Payments received in either the past twelve months or in the most recent full calendar year may be used to estimate the current IIM payments. If the applicant or recipient demonstrates, by furnishing lease documents or reports, that the deposit amount will be substantially different, current payments may be determined by totaling all payments likely to be made in the twelve-month period beginning with the month in which the lease arrangement changed.
Because the first $2000 per year of income received from leasing of privately owned or restricted Indian lands is disregarded as income for individuals who are not residing in LTC facilities, client statement is acceptable verification of the amount in the IIM account unless one of the following applies:
- The balance of the account is more than $2000;
- The client statement information is questionable;
- The deposits include countable income such as inheritances, bonuses, or any other income that is not derived from leases, and trust or restricted lands; or
- The individual resides in a LTC facility.
When additional verification is necessary, the following three options are available:
- A request for verification, using SFN 413, Individual Indian Monies Account. The form must be notarized before it will be accepted by the BIA, and is valid for one year.
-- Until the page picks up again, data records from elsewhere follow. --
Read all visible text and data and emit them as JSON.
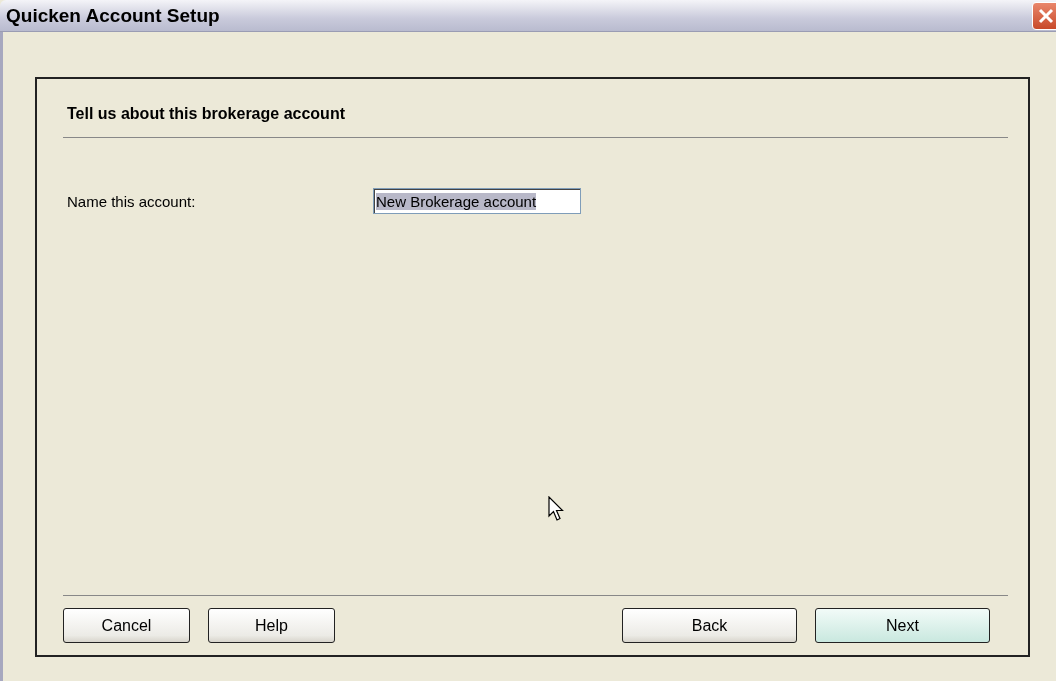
{
  "window": {
    "title": "Quicken Account Setup"
  },
  "heading": "Tell us about this brokerage account",
  "fields": [
    {
      "label": "Name this account:",
      "value": "New Brokerage account",
      "selected": true
    }
  ],
  "buttons_left": [
    {
      "label": "Cancel",
      "default": false
    },
    {
      "label": "Help",
      "default": false
    }
  ],
  "buttons_right": [
    {
      "label": "Back",
      "default": false
    },
    {
      "label": "Next",
      "default": true
    }
  ]
}
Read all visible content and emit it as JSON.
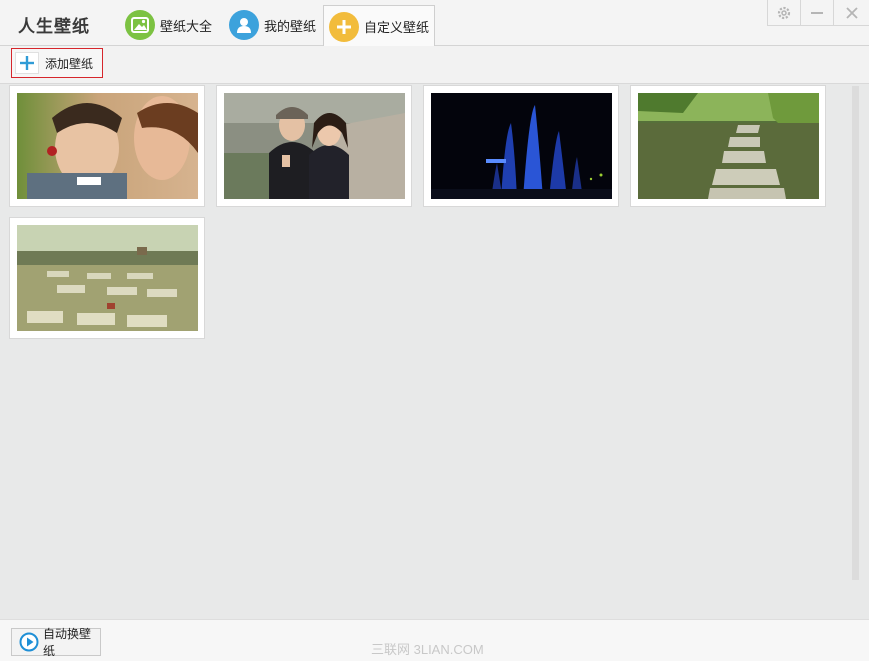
{
  "app": {
    "title": "人生壁纸"
  },
  "tabs": [
    {
      "label": "壁纸大全",
      "icon": "picture-icon",
      "color": "#7cc242"
    },
    {
      "label": "我的壁纸",
      "icon": "user-icon",
      "color": "#3ca2dc"
    },
    {
      "label": "自定义壁纸",
      "icon": "plus-icon",
      "color": "#f2bc3c",
      "active": true
    }
  ],
  "window_controls": {
    "settings": "gear-icon",
    "minimize": "minimize-icon",
    "close": "close-icon"
  },
  "toolbar": {
    "add_label": "添加壁纸"
  },
  "wallpapers": [
    {
      "name": "wedding-couple"
    },
    {
      "name": "couple-peace-sign"
    },
    {
      "name": "blue-fountain-night"
    },
    {
      "name": "stepping-stones-pond"
    },
    {
      "name": "field-stone-path"
    }
  ],
  "bottom": {
    "auto_label": "自动换壁纸",
    "watermark": "三联网 3LIAN.COM"
  }
}
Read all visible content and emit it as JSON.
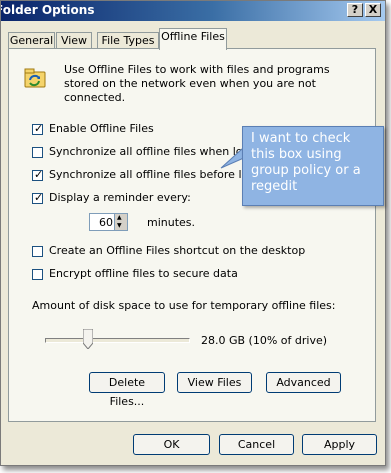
{
  "window": {
    "title": "Folder Options",
    "help_label": "?",
    "close_label": "X"
  },
  "tabs": [
    {
      "label": "General",
      "active": false
    },
    {
      "label": "View",
      "active": false
    },
    {
      "label": "File Types",
      "active": false
    },
    {
      "label": "Offline Files",
      "active": true
    }
  ],
  "panel": {
    "description": "Use Offline Files to work with files and programs stored on the network even when you are not connected.",
    "options": [
      {
        "label": "Enable Offline Files",
        "checked": true
      },
      {
        "label": "Synchronize all offline files when logging o",
        "checked": false
      },
      {
        "label": "Synchronize all offline files before logging o",
        "checked": true
      },
      {
        "label": "Display a reminder every:",
        "checked": true
      }
    ],
    "reminder_value": "60",
    "reminder_unit": "minutes.",
    "extra_options": [
      {
        "label": "Create an Offline Files shortcut on the desktop",
        "checked": false
      },
      {
        "label": "Encrypt offline files to secure data",
        "checked": false
      }
    ],
    "disk_label": "Amount of disk space to use for temporary offline files:",
    "disk_value": "28.0 GB (10% of drive)",
    "disk_fraction": 0.1,
    "buttons": {
      "delete": "Delete Files...",
      "view": "View Files",
      "advanced": "Advanced"
    }
  },
  "footer": {
    "ok": "OK",
    "cancel": "Cancel",
    "apply": "Apply"
  },
  "callout": {
    "text": "I want to check this box using group policy or a regedit"
  },
  "colors": {
    "titlebar": "#0a246a",
    "callout": "#8fb4e3",
    "button_border": "#003c74"
  }
}
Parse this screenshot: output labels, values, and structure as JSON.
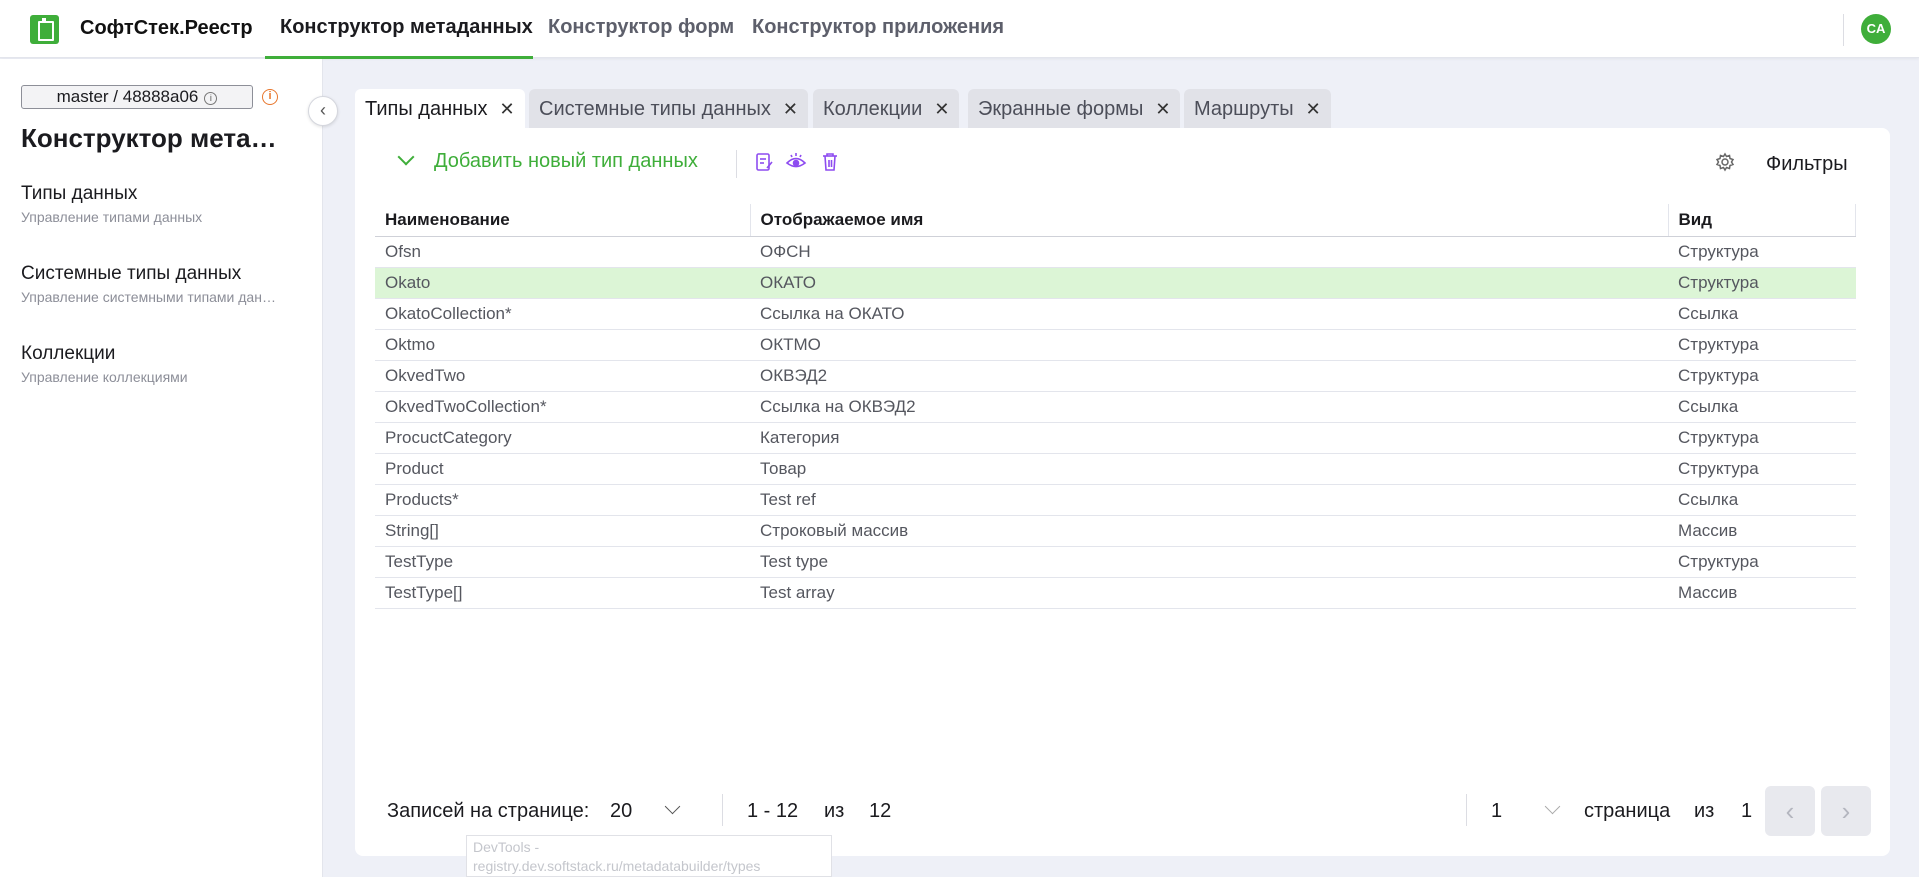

- Individuals with IIM accounts receive quarterly statements. A copy of the statement can be requested from the individual.
- The individual may obtain a statement of the individual's IIM account directly from the Office of Trust Funds Management through the BIA by requesting the information in person or by making a telephone request. The individual will need to know the account number and provide at least two forms of identification.
IIM account ledgers have columns for:
- Debit, which is amounts paid out of the account and which do not affect eligibility;
- Credit, which is amounts put into the account. This column is used to establish the amount of countable IIM for the year. Consider all deposits for the twelve-month period being looked at and subtract any per capita payments or judgment funds distributed by the Secretary of the Interior, subtract per capita payments distributed by the local tribe, and subtract other non-lease moneys deposited in the accounts. The remaining balance is the lease payments to which the $2,000 disregard is applied; and
- Balance, which is the amount still in the account. This amount is what is currently in the account and is considered an asset. (This balance may not be available to children under age 18 if they cannot access the account.)